Serendipitously, Geert chanced upon the report by the prospectors from the East India Company, lying dusty and unread, on a relative’s bookshelf. As he read it, the idea of a tea garden began to form. It found ready takers – relatives and friends were quick to introduce the Linnebanks to tea planters, tasters and traders. The couple traveled to tea estates across the country. They studied how and what teas were planted, how they were harvested and processed, what manufacturing facilities were needed…

But it was in Shillong itself that the idea found its future. At a party, the Linnebanks met a man named Bob Powell-Jones, a man Geert describes as “an experienced and very energetic Welsh tea planter.” Bob had decided to retire in Shillong where his Khasi wife had a home. With Bob on board, the tea garden took off.

Says Geert, “What was clear to us from the outset was that the only way we would be able to compete in a crowded marketplace was by pursuing quality at the expense of everything else – very fine plucking, careful handling of the green leaf, careful withering and rolling, careful drying and sorting, and junking anything that doesn’t meet our standards.”

The garden lay between 1000-1300 meters above sea level. Its northern exposure, the fact that it was virgin, uncultivated land, with slightly acidic soil made it perfect for organic cultivation of ‘highland’ teas, mostly China varieties.

A good two years went in preparing the land, clearing and contouring it, and making a road to access it, while in the nursery tea seedlings grew undisturbed under the stewardship of Bob and a Khasi supervisor named Bah Lenson. In the spring of 2003, Nayan and Geert planted their first field on 10 acres.
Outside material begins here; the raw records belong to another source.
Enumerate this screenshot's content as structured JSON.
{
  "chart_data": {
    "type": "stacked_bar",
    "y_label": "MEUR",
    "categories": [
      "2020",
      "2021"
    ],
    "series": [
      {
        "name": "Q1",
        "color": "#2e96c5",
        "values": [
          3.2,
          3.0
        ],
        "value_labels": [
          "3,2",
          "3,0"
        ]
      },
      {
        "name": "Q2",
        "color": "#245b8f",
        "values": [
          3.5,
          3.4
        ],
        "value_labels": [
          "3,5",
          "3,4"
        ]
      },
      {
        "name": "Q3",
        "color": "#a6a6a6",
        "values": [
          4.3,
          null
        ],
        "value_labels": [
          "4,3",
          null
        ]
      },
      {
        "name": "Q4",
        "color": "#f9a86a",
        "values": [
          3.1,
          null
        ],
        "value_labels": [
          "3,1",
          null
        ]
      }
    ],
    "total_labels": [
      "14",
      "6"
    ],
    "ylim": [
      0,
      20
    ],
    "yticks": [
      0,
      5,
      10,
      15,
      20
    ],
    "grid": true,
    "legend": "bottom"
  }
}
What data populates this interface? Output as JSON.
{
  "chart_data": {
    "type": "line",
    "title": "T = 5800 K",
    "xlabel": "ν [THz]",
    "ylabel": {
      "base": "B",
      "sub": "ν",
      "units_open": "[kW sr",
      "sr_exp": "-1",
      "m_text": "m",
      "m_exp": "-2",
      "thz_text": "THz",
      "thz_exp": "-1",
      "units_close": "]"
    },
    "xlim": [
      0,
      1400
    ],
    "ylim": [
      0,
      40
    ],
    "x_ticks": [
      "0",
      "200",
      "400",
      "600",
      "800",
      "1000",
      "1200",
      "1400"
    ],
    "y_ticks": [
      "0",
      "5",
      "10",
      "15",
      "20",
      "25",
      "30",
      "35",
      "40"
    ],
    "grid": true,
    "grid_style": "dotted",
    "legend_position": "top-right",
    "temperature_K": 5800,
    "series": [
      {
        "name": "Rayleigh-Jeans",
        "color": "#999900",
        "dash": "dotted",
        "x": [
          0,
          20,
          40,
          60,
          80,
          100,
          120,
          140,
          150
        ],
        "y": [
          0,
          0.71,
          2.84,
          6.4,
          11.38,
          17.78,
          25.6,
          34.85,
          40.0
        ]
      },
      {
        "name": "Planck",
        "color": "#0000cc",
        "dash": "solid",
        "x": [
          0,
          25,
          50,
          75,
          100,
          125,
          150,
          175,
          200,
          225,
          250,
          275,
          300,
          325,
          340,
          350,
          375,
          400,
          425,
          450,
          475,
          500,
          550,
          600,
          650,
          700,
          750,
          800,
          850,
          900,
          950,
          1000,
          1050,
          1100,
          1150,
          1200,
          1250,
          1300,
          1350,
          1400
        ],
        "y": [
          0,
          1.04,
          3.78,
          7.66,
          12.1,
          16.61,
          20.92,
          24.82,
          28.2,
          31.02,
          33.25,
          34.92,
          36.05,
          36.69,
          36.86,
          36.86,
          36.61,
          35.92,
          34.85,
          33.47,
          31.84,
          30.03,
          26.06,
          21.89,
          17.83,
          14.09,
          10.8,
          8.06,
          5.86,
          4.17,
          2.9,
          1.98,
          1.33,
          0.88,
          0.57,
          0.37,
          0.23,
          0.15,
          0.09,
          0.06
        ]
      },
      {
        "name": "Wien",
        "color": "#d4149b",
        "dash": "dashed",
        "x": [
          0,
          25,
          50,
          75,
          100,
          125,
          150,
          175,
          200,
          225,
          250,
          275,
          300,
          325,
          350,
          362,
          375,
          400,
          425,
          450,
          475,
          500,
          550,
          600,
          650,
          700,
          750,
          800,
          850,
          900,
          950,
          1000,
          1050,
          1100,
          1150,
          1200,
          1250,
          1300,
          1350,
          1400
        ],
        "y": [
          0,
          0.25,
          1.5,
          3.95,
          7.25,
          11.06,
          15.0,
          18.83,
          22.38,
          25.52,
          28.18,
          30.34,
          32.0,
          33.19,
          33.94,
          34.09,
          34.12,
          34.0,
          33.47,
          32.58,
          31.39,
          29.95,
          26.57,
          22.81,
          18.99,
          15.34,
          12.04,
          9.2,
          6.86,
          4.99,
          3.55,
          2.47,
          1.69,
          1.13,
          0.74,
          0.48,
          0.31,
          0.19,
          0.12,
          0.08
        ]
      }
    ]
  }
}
Geert, a journalist more used to reporting breaking news, calls the long drawn process of setting up a tea garden from scratch, a “lesson in patience.” By 2007, the garden was producing sufficient green leaf to justify the establishment of a micro-factory, made to Bob’s personal design. A cowshed was vacated and converted into a factory complete with a small rolling table, withering trough and hand-operated, gas-fired tray drier. “Manufacturing our first teas was a proud moment,” says Geert, “even if the product was, if truth be told, fairly indifferent in quality.”

Again, friends from the tea industry helped refine the production and the LaKyrsiew teas began to display more of their distinctive profile: very mellow, with toffee and cocoa notes combined with stone fruit.

Says Geert, “In 2012, we decided to uproot and replant our first field, which produced a great abundance of leaf but whose quality didn’t satisfy us.”

Although labour laws have relaxed to allow migrants, much of LaKyrsiew focuses on the community where it’s present, and many of its staff are from the Khasi and Garo tribes from around here; some, even rowing across the lake to get to work every day.

Today, LaKyrsiew has about 25 acres under tea cultivation. About 90 acres have been left forested, providing shelter for the wildlife and acting as a buffer with properties around it. The garden obtained its organic certification in 2010.

Its pride remains the quality of its teas, and of course, the very special silver needle white tea manufactured in very small quantities, at the start and at the end of the season, and only if the weather is sunny enough to allow the tips to dry in the open, under the sun.